Sen. John Kennedy (R-La.) blasted the $1 trillion bipartisan infrastructure bill as chock-full of “stupid stuff” Monday night, hours ahead of a final Senate vote on passage.
Kennedy told Fox News’ “The Ingraham Angle” that he was likely to vote “yes” on the package until he received a copy of the 2,700-page measure.
“I realized pretty quickly that if you look up ‘stupid stuff’ in the dictionary, there’s a picture of this bill,” said Kennedy. “They told us it was a real infrastructure bill. It’s not; only 23 percent of the bill is real infrastructure, the rest is Green New Deal and welfare. They told us the bill was paid for; it isn’t, we’re gonna have to borrow maybe up to $400 billion to pay for it. They told us there were no tax increases. There are; my state’s gonna have to pay $1.3 billion in new taxes on our petrochemical industry.
“They told us … the Democrats were really wary of this bill and that if we passed this bill, it would make it harder for them to pass their $5 trillion tax and spending binge, reconciliation bill,” Kennedy added. “Well, if that’s true, how come every Democrat voted for this infrastructure bill? And finally, they told us that it’s not going to add to inflation, but it will.”
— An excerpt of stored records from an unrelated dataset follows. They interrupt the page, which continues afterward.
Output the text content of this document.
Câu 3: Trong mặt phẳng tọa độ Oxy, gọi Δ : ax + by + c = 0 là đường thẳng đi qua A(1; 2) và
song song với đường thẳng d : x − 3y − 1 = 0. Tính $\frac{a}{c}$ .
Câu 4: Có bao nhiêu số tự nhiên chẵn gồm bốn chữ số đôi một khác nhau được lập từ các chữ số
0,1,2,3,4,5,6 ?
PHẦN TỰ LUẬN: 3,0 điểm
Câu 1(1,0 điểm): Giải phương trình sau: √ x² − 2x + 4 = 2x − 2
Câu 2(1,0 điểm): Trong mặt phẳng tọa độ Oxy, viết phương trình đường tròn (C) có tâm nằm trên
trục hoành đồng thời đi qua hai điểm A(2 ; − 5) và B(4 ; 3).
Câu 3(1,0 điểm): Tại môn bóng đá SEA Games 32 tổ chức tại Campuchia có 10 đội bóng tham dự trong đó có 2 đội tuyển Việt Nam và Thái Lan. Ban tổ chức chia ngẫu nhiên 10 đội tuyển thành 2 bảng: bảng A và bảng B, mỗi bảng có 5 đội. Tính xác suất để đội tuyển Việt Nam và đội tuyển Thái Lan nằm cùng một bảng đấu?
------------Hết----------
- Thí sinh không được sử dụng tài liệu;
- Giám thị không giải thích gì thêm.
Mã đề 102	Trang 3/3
Despite the complaints of Kennedy and other Republican senators, the upper chamber is on track to pass the bill Tuesday morning and send it to the House, where Speaker Nancy Pelosi (D-Calif.) has vowed to hold it until Senate Democrats pass a larger $3.5 trillion budget resolution on their own, with no GOP support. The Senate is expected to begin debate on that measure once it dispenses with the bipartisan bill Tuesday.
“I don’t know why it passed with 60-plus votes,” Kennedy told host Laura Ingraham, before adding: “I don’t know, day drinking, maybe?”
At the heart of the bill is a proposal to spend $550 billion on roads, bridges, broadband internet, water pipes and other public works system. Opposition among conservative Republicans hardened last week after the Congressional Budget Office projected it would add $256 billion to the federal deficit over the next ten years.
Republican members of the bipartisan Senate negotiating team, which included Kennedy’s fellow Louisianan Bill Cassidy, argued that the CBO projection, or “score,” failed to take into account certain revenue streams — including future economic growth.